Although aetiology of both these are not completely understood, a multicausal association of neuroinflammation, brain network dysfunction, endocrine stress response and neurotransmitter imbalance is described in literature (15). Frailty has been found to have strong association with post-operative delirium (POD), and to a lesser extent with cognitive dysfunction (POCD)(16). However there is no established data regarding the same in non-cardiac surgery in Indian population.
This study aims at observing a correlation between presence of frailty in pre-operative period in the elderly Indian population undergoing orthopaedic surgeries with the occurrence of delirium and cognitive dysfunction in the post-operative period. We also try to determine if the presence of frailty and sarcopenia is associated with increased incidence of postoperative morbidity such as cardiac, pulmonary, renal complications, deep vein thrombosis, surgical site infection, length of hospital stay, length of ICU stay, readmission rates and mortality rates.

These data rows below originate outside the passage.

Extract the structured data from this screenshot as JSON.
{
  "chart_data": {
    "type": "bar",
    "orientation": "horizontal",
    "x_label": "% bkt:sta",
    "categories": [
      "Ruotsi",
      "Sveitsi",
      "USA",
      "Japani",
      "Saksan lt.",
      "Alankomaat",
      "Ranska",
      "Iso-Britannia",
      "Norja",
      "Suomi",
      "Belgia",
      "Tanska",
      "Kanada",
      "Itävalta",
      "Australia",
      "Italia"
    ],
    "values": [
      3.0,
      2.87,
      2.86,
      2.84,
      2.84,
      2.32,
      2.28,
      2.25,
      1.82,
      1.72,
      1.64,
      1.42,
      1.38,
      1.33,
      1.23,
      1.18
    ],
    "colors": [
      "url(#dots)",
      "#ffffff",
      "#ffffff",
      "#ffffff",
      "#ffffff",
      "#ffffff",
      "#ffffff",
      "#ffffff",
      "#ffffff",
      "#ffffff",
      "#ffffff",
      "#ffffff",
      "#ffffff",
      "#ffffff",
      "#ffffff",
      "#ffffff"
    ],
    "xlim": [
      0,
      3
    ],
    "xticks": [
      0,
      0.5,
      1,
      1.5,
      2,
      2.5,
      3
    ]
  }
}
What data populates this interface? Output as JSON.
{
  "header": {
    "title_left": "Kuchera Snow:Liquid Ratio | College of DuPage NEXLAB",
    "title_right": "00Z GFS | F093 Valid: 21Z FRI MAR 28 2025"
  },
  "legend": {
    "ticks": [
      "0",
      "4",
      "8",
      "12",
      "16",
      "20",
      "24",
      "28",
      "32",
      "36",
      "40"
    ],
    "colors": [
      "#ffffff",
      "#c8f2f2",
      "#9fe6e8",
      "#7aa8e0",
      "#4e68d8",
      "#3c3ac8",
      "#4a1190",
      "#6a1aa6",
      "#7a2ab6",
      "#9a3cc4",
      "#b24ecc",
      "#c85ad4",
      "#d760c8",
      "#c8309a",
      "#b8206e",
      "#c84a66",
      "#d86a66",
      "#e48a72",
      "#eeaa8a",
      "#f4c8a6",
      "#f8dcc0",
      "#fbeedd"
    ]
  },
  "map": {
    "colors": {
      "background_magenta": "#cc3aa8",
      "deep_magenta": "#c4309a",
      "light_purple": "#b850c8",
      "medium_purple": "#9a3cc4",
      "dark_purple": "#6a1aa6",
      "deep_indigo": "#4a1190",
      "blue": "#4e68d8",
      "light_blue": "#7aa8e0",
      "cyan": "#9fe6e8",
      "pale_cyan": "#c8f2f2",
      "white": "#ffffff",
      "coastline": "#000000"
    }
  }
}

HYPOTHESIS: Frailty in elderly population is associated with post-operative delirium and cognitive dysfunction.
PRIMARY OBJECTIVE :
To determine the association between pre-operative frailty in elderly patients undergoing spinal surgery under general anaesthesia with post-operative delirium.
SECONDARY OBJECTIVES:
1) To determine the association between pre-operative frailty in elderly patients undergoing spinal surgery under general anaesthesia with post-operative cognitive dysfunction.
2) To determine the association between sarcopenia in elderly patients undergoing spinal surgery under general anaesthesia with post-operative delirium.
3) To determine the association between sarcopenia in elderly patients undergoing spinal surgery under general anaesthesia with post-operative cognitive dysfunction.
4) To determine the correlation between sarcopenia and post-operative morbidity and mortality.
5) To compare the discriminative ability of modified frailty index and ASA classification to predict morbidity and mortality.